15.15. The CSV/TSV Import Formatters

Documentation

VoltDB Home » Documentation » Using VoltDB

15.15. The CSV/TSV Import Formatters

Besides the source of the data, which can be configured using properties in the <configuration> element of the configuration file, the import infrastructure uses formatters to interpret the incoming data and convert it for insertion into the database. If you use the CSV or TSV formatter, you can control how the data is interpreted by setting additional properties associated with those formatters. For example, the following configuration for the Kafka importer includes the formatter property blank specifying that blank entries should generate an error, rather than being interpreted as null or empty values:

<import>
  <configuration type="kafka" format="csv" enabled="true">
    <property name="brokers">kafkasvr:9092</property>
    <property name="topics">employees</property>
    <property name="procedure">EMPLOYEE.insert</property>
    <property name="blank">error</property>
  </configuration>
</import>

You include the formatter properties in the <configuration> element along with the import type properties. Table 15.9, “CSV and TSV Formatter Properties” lists the allowable properties for the CSV and TSV import formatters.

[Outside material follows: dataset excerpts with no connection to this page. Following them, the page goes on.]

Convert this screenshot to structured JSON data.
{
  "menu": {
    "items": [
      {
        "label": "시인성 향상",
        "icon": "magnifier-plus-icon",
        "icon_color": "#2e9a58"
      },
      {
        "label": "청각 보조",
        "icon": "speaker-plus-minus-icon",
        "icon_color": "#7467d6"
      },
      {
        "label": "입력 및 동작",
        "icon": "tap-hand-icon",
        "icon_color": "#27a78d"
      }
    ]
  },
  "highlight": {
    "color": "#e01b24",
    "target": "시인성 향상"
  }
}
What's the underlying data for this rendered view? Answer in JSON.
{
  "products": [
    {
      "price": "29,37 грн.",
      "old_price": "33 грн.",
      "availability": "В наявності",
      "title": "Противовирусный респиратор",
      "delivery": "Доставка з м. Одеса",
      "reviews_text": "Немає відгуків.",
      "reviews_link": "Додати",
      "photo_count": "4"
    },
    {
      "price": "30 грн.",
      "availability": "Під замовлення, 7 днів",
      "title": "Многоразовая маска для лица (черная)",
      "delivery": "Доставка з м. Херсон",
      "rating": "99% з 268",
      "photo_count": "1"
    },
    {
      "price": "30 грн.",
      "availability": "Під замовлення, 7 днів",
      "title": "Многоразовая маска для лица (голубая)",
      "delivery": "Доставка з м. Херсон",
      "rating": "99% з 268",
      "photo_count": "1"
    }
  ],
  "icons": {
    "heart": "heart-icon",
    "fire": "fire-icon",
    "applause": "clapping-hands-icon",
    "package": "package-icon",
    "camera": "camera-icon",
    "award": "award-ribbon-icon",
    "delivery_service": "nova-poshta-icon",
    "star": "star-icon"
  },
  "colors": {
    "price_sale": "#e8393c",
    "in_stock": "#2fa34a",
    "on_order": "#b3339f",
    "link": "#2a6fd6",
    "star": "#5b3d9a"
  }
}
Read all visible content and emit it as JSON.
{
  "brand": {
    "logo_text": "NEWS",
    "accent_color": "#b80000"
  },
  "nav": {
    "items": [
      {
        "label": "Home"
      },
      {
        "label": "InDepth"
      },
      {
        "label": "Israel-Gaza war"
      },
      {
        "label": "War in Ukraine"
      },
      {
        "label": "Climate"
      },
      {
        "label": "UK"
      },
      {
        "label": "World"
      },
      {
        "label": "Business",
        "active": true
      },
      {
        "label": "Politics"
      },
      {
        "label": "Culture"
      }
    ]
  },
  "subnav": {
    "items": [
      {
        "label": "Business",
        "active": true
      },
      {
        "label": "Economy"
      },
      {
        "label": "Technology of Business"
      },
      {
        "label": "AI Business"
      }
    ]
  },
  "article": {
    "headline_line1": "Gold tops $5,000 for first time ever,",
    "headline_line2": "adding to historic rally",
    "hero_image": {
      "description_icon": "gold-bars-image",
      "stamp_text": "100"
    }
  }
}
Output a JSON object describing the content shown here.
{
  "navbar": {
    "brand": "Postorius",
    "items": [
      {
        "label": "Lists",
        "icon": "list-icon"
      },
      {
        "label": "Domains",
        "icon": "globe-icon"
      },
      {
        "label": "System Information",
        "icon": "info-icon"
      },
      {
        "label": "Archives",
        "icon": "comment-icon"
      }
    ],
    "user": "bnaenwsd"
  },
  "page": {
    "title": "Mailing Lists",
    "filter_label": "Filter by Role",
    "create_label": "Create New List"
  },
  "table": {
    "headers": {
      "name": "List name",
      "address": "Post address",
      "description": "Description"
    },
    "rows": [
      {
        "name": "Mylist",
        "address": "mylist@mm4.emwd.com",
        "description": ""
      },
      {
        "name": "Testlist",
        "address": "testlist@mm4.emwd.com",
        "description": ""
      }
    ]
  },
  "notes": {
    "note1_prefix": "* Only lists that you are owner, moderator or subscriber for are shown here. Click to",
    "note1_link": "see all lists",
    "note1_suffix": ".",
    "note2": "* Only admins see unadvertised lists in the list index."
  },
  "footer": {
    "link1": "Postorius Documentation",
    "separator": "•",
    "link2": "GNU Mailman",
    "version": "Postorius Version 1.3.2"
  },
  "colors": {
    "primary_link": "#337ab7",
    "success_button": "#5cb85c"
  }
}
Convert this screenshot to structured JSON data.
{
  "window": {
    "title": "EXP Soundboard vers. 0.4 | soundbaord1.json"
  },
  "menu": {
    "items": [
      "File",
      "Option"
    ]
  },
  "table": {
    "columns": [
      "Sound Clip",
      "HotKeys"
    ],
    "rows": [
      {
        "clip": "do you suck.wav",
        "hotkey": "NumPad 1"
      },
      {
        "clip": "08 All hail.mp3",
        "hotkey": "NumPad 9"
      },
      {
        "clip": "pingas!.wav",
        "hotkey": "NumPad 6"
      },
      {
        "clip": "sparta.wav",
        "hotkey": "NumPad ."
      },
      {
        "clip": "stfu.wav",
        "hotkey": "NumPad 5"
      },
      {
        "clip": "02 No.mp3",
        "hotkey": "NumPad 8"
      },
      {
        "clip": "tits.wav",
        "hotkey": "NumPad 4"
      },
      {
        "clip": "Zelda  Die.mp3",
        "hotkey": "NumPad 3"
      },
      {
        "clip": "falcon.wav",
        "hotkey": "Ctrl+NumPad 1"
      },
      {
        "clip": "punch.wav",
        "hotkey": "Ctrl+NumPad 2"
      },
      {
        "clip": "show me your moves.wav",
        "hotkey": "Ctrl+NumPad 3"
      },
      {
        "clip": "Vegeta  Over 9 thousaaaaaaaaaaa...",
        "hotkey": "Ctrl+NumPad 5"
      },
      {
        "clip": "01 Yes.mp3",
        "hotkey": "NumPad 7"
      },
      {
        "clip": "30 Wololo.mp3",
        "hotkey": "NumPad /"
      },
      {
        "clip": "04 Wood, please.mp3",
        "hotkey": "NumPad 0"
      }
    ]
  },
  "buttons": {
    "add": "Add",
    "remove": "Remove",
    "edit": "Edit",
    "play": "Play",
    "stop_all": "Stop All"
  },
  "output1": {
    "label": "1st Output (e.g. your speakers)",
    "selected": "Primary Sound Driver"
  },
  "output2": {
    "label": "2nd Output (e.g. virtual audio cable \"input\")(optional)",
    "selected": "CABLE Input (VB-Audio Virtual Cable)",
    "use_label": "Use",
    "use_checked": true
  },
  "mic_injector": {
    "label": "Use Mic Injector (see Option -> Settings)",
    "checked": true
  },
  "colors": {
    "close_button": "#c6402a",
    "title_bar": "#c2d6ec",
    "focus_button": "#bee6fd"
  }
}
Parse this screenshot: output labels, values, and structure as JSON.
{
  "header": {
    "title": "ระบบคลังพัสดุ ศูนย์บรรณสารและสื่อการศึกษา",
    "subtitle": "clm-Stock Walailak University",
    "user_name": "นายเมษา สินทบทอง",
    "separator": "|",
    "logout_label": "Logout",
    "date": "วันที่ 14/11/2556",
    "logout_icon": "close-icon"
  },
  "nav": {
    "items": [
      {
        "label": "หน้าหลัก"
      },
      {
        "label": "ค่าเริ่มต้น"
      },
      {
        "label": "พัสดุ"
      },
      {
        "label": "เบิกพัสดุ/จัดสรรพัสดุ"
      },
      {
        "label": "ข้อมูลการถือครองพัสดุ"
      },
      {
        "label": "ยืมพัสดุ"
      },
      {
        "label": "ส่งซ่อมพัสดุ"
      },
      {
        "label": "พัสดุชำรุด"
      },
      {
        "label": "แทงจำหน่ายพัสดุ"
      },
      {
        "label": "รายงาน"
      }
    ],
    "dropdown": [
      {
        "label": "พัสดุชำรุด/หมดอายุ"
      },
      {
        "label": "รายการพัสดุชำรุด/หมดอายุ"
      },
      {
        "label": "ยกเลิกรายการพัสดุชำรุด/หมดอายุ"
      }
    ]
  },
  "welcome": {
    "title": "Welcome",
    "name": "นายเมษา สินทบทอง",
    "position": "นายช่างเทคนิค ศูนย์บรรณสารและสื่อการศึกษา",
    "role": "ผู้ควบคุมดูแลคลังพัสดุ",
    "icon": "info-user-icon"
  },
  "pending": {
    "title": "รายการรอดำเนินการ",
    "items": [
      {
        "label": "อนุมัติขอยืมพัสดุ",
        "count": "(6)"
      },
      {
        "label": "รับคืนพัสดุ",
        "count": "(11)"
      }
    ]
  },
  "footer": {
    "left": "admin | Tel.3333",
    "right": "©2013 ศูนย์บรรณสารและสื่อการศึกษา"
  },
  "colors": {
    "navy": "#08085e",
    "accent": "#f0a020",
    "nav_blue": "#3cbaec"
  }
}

Table 15.9. CSV and TSV Formatter Properties

PropertyAllowable ValuesDescription
blankempty, error, nullSpecifies what to do with missing values in the input. If you specify empty, missing entries result in the corresponding "empty" value (that is, zero for INTEGER, a zero-length string for VARCHAR, and so on); if you specify error, missing entries generate an error, if you specify null, missing entries result in a null value. The default interpretation of missing values is null.
nowhitespacetrue, falseSpecifies whether the input can contain whitespace between data values and separators. If you specify true, any input lines containing whitespace will generate an error and not be inserted into the database. The default is false.
nullstringstring

Specifies a custom string to be interpreted as a null value. By default, the following entries are interpreted as null:

  • An empty entry

  • NULL (unquoted, uppercase)

  • \N (quoted or unquoted, either upper or lowercase)

If you specify a custom null string, it overrides all default null strings.

trimrawtexttrue, falseSpecifies whether any white space around unquoted string values is included in the string input or not. If you specify true, surrounding white space is dropped; if you specify false, surrounding white space between the string value and the separators is included in the input value. The default is true.